1.Laying on a deck chair in Arizona, propped up by an arm not my own, feeling the warmth of the day gathered liquid in my bones. Watching for shooting stars and not seeing them but also not caring much because I can feel them, too, in my bones, fizzing like champagne.

2. After a couple of days watching out the window I had seen the landscape open up unexpectedly into all manner of shapes--scrub grass and cactus and wide windy valleys, cloud shadows and canyons and trees. In lower Oregon, after careening around curves that left the whole of the road ahead a mystery the world out the window folded in a new way and spread apart to reveal cows threaded along the shoulder, ambling, forcing the car down to their speed. Close enough to touch.
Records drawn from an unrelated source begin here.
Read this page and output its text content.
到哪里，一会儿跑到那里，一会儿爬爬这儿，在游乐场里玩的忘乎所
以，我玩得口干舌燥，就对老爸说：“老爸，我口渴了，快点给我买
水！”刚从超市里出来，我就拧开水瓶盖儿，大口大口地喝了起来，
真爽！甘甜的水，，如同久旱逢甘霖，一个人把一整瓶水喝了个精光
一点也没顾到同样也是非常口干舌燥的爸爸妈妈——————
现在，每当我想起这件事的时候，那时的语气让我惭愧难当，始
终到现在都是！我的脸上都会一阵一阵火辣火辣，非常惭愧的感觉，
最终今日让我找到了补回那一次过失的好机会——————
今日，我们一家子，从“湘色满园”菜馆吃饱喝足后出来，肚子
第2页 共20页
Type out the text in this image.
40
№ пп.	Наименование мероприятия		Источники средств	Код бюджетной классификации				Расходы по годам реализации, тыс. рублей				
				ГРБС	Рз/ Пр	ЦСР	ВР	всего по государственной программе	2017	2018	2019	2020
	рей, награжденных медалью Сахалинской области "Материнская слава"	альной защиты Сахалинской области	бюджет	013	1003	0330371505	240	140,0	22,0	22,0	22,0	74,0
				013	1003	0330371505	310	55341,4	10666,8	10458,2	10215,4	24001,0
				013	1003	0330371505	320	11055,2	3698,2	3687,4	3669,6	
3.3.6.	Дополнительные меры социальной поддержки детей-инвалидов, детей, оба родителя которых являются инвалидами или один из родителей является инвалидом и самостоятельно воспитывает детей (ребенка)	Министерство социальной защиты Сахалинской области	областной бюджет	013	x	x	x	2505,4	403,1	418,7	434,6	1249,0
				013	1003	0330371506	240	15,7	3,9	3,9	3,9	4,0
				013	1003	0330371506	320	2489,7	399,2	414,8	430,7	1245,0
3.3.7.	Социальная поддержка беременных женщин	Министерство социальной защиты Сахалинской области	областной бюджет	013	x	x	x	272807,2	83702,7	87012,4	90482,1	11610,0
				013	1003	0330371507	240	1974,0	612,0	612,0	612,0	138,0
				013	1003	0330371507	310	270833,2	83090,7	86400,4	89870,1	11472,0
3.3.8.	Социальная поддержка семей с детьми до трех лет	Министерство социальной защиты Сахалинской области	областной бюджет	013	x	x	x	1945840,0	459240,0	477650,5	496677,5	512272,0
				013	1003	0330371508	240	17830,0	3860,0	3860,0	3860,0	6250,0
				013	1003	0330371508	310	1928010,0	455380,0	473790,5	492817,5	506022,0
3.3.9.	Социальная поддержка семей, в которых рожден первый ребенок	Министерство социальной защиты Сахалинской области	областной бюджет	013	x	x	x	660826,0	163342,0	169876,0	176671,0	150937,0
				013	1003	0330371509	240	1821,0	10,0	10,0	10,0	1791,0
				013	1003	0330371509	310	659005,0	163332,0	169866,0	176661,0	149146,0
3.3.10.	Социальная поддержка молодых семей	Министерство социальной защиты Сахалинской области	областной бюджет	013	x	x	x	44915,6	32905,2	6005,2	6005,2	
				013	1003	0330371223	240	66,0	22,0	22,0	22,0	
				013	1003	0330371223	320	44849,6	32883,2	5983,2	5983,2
3. Around us the world had started to look familiar again, tall trees and grey skies, my insides sinking out of vacation and back to real life. If I had blinked I would have missed it, but on the side of the road stood a small sign informing passers-by that they have just crossed the 45th parallel north, that they are at the halfway point between the equator and the north pole, and like a balloon with a cut string my brain is in both steamy jungles and the frozen north at once. I imagine another trip along that line, through Acquitaine and Lombardy to Croatia and Mongolia and back around to South Dakota and Oregon. All of the halfway places up here and then maybe after, all of the other halfway places.